If there was any caution expressed in the lead-up to the meeting, it appeared to dissipate as the city's elected officials repeatedly voted for multimillion-dollar projects on grounds it would continue the city's economic development and recent population increase.
Those projects included $60million for a central city upgrade, and $20million for both an architecturally designed bridge by the Steamer Basin and an upgrade of the streets near the University of Otago.
The majority of councillors supporting what would be a major expansion of city spending was again and again 14 to one. Only Cr Lee Vandervis opposed the majority of projects.
The $854million of spending over the next decade would result in rates rises of 6.9% for the next financial year, and an annual increase of 4.5% for the nine years after that.
Debt could increase by $68million, and $63million of assets could be sold.
Councillors repeatedly argued that the council had an important role investing in the city, and that had to continue.
After going through each project and the budgets of each council department, the meeting arrived at its final votes, recommendations to approve the financial aspects of what had been decided for public consultation.
Cr Vandervis said the spending set the city up for a level of vulnerability to interest rate rises that was ''unprecedented in our history'' and ''the most worrying thing I have seen since the stadium''.
Selling property outside the city, just because it was outside the city, was ''simple, unbusinesslike, foolish parochialism''.
Selling property with a financial return and financial gain for ''prettiness in our own home town'' was ''a double-edged disaster''
Cr Vandervis wondered why the council would sell property that made money when it could sell ''liabilities like Aurora''.
Mayor Dave Cull responded the issue came down to perceiving the difference between cost and value.
''It's whether you look at life through darkened glass, where everything's bleak and nothing's positive, or whether you have slightly rose-coloured spectacles on and try to be little positive.''
Mr Cull said the assets did not have to be sold; that was up to the council.
''What we're looking at here is providing increased value to our community.

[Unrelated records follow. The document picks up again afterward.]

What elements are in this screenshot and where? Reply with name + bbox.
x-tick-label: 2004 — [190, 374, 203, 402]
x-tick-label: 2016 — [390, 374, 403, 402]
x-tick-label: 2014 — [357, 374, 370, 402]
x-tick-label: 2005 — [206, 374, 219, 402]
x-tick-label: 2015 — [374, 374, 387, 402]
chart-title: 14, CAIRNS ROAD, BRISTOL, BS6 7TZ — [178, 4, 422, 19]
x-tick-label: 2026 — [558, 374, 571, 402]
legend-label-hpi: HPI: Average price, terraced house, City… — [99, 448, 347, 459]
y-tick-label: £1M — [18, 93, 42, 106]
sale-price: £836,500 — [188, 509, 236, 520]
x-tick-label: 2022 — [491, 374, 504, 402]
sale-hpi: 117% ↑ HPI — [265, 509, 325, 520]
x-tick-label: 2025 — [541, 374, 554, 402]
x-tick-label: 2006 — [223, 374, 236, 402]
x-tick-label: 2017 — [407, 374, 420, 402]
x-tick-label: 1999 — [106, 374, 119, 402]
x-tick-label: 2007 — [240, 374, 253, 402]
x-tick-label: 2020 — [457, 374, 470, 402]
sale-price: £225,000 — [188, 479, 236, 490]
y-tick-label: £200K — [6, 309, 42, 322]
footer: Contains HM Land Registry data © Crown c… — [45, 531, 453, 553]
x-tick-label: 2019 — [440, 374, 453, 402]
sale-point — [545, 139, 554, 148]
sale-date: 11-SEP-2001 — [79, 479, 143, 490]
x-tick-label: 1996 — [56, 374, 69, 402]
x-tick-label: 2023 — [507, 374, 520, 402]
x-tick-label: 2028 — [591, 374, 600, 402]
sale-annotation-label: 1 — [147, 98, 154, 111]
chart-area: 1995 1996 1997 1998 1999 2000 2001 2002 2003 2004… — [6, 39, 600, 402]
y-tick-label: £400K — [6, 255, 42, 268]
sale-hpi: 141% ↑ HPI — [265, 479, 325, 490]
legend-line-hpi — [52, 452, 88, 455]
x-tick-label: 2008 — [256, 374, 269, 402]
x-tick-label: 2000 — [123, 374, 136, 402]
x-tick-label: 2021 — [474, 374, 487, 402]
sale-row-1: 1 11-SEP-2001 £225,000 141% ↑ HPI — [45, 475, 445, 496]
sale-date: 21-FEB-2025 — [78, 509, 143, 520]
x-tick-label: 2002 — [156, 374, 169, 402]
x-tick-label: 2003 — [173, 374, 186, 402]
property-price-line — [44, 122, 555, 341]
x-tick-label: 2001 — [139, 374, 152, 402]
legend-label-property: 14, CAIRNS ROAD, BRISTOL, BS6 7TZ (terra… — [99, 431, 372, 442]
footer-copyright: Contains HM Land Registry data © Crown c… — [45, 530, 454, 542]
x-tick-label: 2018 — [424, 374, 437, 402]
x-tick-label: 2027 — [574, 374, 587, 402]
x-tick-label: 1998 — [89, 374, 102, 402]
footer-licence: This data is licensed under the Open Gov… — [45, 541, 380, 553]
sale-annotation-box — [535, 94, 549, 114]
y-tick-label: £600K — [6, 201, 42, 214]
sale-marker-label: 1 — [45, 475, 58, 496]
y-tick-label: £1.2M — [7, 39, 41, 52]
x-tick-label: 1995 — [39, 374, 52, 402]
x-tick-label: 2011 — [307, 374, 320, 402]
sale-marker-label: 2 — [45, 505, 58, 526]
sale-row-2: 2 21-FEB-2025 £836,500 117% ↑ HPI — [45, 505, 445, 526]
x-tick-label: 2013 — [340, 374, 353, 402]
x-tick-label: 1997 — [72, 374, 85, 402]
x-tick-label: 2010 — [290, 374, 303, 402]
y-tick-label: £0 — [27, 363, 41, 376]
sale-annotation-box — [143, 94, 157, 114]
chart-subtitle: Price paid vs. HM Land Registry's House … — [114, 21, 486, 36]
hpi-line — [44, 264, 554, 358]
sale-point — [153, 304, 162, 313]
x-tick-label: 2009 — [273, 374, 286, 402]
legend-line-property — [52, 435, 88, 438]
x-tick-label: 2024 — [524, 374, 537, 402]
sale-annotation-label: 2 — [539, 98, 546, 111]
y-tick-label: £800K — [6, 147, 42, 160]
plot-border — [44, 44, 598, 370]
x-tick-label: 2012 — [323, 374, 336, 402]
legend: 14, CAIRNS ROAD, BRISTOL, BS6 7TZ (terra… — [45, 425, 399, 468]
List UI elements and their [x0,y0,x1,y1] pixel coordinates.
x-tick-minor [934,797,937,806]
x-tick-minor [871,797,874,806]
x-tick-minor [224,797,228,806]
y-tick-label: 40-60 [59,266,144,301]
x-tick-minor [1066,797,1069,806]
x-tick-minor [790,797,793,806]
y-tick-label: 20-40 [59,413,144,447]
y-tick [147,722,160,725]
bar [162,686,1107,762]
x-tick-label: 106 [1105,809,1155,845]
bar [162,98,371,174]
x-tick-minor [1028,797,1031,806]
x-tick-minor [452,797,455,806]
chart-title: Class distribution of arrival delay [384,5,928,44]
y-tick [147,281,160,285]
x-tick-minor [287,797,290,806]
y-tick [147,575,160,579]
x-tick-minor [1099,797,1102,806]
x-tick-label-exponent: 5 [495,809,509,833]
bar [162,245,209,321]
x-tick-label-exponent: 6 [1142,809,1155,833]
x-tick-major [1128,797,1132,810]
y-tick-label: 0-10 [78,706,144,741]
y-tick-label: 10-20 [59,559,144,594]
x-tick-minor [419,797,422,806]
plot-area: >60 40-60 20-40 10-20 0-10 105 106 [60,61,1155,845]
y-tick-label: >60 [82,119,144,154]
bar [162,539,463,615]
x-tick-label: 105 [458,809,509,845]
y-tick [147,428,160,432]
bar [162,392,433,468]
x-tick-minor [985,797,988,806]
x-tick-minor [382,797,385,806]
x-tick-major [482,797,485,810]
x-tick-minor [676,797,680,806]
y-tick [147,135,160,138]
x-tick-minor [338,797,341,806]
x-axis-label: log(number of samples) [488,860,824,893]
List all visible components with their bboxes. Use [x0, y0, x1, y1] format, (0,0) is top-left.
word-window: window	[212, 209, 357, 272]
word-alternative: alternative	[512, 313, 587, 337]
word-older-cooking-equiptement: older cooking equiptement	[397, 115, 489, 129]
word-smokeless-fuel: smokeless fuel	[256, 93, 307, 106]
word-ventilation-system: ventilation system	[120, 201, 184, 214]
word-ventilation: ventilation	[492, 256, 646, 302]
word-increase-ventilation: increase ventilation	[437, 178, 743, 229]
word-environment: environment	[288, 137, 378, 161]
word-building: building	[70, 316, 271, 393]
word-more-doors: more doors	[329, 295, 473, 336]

''If we only worry about cost nobody would do anything, nobody would spend any money at all.
''I don't think our community is going to thank us if we let the place stagnate because we are too scared to spend some money because of what might happen because we happen to be looking at the world through darkened glass.''
Mr Cull was supported in his views by the 13 other councillors.
Cr Marie Laufiso said she was not a business person, but the most valuable asset in the city was its people.
There were economic, social and environmental aspects to the budget, and she supported the recommendations.
Cr Kate Wilson said she was councillor in 2007 when the economy changed for the worse, and the council made changes as it went.
Cr Conrad Stedman said he wanted to be positive.
Dunedin was in a ''magic space'' in terms of growth.
Cr Christine Garey said debt ''is not a dirty word''.
''We're investing in our city, its environment both built and natural, and most importantly, in our people.''
Cr Andrew Whiley noted 60% of the budget was on renewals, which the council needed to do.
The council voted 14-1 to approve the draft plan for consultation.